IV. Кенигсберг и ЦорндорфВ январе 1758 года русская армия, под начальством нового главнокомандующего, графа Фермора, двинулась вперед по пути, с которого отступил Апраксин. Вступив вновь в Тильзит, Фермор увидел, что дорога на Кенигсберг перед ним открыта. Фридрих считал бесполезным повторять опыт Гросс-Эгерсдорфа, и Левальдт был далеко: сперва он был занят освобождением Померании, затем отозван вглубь Германии. И 10 января в русский лагерь явилась депутация от почетных граждан Кенигсберга, соглашавшихся отдать город без бою, «под условием сохранения их прав, льгот и преимуществ»: они требовали многого за очень малую цену: Левальдт предусмотрительно вывез из Кенигсберга и гарнизон, и деньги, и провиантские магазины. Однако Фермор согласился на капитуляцию и добросовестно выполнил ее условия. Он был человек германской культуры, а его штаб, как известно, состоял по преимуществу из немцев. Русские историки единогласно и довольно строго осуждают его за эту снисходительность к пруссакам. Фридрих, – говорят они, – поступал совершенно иначе в Саксонии. Это правда, но не всякий мог позволить себе нарушать безнаказанно самые священные права справедливости и человечности, как это делал прусский король. Ему давала на это право его беспримерная смелость, почти всегда увенчивавшаяся успехом. Но зато, благодаря проявленной русскими умеренности, они в течение всей войны мирно владели завоеванной провинцией, почти не встречая с ее стороны сопротивления.

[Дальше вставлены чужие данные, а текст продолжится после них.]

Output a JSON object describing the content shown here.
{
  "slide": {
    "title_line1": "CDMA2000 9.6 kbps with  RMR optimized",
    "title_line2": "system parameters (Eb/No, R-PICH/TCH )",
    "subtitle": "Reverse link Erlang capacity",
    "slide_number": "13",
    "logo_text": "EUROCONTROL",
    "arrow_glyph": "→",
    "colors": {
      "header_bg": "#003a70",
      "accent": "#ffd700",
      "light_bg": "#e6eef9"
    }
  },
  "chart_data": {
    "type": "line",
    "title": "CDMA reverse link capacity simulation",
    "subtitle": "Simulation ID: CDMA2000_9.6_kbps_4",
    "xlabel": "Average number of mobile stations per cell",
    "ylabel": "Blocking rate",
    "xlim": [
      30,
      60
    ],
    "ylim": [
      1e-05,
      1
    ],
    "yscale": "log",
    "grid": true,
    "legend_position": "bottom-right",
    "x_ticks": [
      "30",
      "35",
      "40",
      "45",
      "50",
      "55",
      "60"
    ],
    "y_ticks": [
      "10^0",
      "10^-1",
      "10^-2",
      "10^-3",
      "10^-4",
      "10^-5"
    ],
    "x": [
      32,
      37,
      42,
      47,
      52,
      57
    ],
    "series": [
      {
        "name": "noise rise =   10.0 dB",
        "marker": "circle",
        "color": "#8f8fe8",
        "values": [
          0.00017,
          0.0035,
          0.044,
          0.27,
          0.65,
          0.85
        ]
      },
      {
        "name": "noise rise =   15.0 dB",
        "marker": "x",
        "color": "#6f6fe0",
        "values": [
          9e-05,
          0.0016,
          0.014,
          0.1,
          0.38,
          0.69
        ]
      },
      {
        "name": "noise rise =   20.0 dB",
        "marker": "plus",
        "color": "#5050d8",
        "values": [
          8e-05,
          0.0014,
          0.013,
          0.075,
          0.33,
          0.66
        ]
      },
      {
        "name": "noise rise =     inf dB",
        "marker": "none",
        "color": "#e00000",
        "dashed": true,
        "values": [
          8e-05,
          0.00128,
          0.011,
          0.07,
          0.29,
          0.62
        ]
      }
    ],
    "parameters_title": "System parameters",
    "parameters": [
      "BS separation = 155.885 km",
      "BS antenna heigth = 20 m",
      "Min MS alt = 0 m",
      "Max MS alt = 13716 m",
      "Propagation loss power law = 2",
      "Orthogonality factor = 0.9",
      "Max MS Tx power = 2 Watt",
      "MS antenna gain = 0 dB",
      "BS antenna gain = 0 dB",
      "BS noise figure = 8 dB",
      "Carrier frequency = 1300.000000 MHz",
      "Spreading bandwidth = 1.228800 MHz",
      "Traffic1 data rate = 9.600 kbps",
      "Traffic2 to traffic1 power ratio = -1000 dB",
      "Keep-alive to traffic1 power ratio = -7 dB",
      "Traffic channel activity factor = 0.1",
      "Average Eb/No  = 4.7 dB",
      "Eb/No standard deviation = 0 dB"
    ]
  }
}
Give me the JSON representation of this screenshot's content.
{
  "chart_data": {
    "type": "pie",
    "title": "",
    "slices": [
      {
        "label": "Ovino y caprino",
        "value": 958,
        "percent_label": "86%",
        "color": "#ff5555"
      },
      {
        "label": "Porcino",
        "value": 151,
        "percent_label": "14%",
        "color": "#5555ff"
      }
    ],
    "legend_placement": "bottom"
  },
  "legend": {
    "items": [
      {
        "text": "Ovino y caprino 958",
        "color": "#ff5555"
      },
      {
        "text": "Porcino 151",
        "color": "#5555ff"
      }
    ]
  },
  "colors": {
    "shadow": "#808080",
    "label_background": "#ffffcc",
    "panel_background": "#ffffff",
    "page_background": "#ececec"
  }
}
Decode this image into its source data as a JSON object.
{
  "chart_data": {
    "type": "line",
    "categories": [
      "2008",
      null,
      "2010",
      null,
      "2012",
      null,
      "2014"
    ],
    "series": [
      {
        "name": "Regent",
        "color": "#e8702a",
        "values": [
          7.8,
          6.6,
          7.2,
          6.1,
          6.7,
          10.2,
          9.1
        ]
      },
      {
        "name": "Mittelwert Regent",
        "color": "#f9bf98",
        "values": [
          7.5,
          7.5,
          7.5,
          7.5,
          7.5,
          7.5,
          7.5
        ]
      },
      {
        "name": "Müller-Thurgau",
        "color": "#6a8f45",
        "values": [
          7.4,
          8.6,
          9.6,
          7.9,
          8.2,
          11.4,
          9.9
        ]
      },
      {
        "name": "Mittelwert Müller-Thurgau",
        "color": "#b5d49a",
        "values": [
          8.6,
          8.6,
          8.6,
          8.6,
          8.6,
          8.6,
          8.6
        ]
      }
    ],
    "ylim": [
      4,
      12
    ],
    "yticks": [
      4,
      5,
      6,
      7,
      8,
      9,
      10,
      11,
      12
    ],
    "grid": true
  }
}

На следующий день русские войска вошли в Кенигсберг под звуки труб и литавр и колокольный звон. Фермор был назначен «генерал-губернатором „Прусского королевства“», и в продолжение нескольких лет двуглавый орел парил над краем, когда-то оторванном от Польши. Оружием другого племени – увы! – и под другим знаменем славянство вернуло себе свое прежнее владение. Но, к несчастью, – мы обязаны быть справедливыми и к нашим врагам, – на этой земле, обработанной и возделанной трудолюбивыми потомками тевтонских меченосцев, и в ее столице Кенигсберге, откуда вскоре учение Канта разнеслось по всему миру, славяне сыграли на этот раз печальную роль. Победителями старинного университетского города оказались товарищи разгульного и удалого офицера, который, прежде чем повести Екатерину к престолу, избрал завоеванную Пруссию и ее столицу ареной для своих подвигов: красавец Орлов оставил в Кенигсберге неприятные воспоминания. Но это обычное возмездие истории. С одиннадцатого до шестнадцатого века Восточная Пруссия принадлежала другим славянам, и от германцев, не отличавшихся в то время в этих краях ни трудолюбием, ни знаниями, зависело предоставить Польше Ягеллонов закончить начатое ею здесь культурное дело, которое она столь блестяще выполняла в других местах, вспахав прибрежные равнины Вислы, основав промышленные города у подножия Карпат и открыв в Кракове славянский университет, раньше Кенигсбергского, раньше Лейпцигского и Гейдельбергского (1364 г.). Но весь этот культурный труд был разрушен огнем и мечом, и воинствующая Германия приняла участие в его истреблении. Теперь война заставила ее за это расплатиться.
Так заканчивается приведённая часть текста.